CNN reported that the expansion would give jobless workers an extra $600 on top of their state benefits for up to four months. Sen. Chuck Schumer, D-N.Y., called it “unemployment insurance on steroids. But, and most importantly, the federal government will pay your salary for now four months.”
Republicans in the Senate lashed out at the idea.
Only in Senator @BernieSanders world does it make sense to pay people more NOT to work than TO work.

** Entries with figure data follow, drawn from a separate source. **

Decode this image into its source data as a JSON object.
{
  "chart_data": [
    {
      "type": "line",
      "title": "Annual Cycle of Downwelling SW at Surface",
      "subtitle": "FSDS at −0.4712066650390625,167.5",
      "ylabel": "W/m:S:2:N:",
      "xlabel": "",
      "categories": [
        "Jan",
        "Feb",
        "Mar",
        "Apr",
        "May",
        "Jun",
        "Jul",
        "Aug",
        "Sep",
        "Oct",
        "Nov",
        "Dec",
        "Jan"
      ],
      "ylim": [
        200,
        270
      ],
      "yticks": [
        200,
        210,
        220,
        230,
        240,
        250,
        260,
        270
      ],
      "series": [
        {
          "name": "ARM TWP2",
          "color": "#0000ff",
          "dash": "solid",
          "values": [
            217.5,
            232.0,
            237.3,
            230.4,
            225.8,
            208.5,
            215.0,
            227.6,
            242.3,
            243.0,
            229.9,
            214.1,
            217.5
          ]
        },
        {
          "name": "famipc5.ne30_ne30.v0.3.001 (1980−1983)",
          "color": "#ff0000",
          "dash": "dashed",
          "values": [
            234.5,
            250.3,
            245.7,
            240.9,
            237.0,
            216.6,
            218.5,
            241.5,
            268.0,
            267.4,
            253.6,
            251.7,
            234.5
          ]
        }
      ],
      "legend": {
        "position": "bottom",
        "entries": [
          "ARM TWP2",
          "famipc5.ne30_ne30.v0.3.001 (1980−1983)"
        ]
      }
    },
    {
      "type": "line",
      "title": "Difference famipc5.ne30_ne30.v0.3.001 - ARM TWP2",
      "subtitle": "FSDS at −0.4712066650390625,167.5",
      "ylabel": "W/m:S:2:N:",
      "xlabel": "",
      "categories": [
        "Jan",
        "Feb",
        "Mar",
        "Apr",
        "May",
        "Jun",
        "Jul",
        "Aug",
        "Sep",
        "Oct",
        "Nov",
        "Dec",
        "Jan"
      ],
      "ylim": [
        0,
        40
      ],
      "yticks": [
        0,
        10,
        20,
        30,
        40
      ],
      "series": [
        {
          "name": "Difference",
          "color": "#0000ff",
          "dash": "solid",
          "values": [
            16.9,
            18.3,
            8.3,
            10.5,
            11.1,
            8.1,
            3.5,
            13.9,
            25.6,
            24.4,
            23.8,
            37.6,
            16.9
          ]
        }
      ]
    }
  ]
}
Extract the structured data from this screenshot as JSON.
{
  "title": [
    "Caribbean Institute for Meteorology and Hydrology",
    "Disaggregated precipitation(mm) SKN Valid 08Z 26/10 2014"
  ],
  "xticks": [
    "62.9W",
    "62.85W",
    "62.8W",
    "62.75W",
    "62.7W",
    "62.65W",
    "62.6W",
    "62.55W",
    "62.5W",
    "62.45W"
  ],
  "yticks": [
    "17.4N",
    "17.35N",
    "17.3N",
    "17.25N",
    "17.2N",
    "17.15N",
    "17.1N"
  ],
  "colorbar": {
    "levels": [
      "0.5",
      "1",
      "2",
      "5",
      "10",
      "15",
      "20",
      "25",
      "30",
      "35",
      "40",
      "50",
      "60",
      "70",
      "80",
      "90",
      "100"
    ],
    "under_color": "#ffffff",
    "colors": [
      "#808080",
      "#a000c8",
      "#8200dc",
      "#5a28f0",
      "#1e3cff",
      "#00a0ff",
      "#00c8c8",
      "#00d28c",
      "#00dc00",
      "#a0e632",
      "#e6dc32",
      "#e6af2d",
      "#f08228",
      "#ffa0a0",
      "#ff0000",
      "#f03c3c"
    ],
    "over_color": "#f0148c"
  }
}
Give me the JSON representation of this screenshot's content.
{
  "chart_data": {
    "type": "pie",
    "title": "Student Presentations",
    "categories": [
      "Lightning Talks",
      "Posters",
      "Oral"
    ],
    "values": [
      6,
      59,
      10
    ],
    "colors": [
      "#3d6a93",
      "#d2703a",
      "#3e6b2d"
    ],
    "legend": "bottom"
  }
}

I am all for making peoples salaries whole. However, I am not for increasing people’s salary through the unemployment insurance system. https://t.co/Kc3JfB42TX
— Lindsey Graham (@LindseyGrahamSC) March 25, 2020
Sen. Lindsey Graham, R-S.C., took to Twitter to blast the measure and said “only in Sen. Bernie Sanders’ world does it make sense to pay people more NOT to work than TO work. I am all for making peoples salaries whole. However, I am not for increasing people’s salary through the unemployment insurance system.”
His tweet was in response to Sanders who said he would be willing to hold up the bill “until stronger conditions are imposed” on the $500 billion corporate “welfare fund.”
— toddstarnes (@toddstarnes) March 25, 2020
Sanders was referring to the fund for distressed companies. Democrats say the fund lacks transparency. Democrats said they were worried that the stimulus package gives Treasury Secretary Steven Mnuchin too much authority on what companies receive the funding. The White House reportedly agreed to allow oversight of the fund in order to keep the process going.
“We need this to get working for the American people,” Mnuchin said. “And again, there are a lot of compromises. It’s a terrific bill. And it was a great accomplishment for everyone.”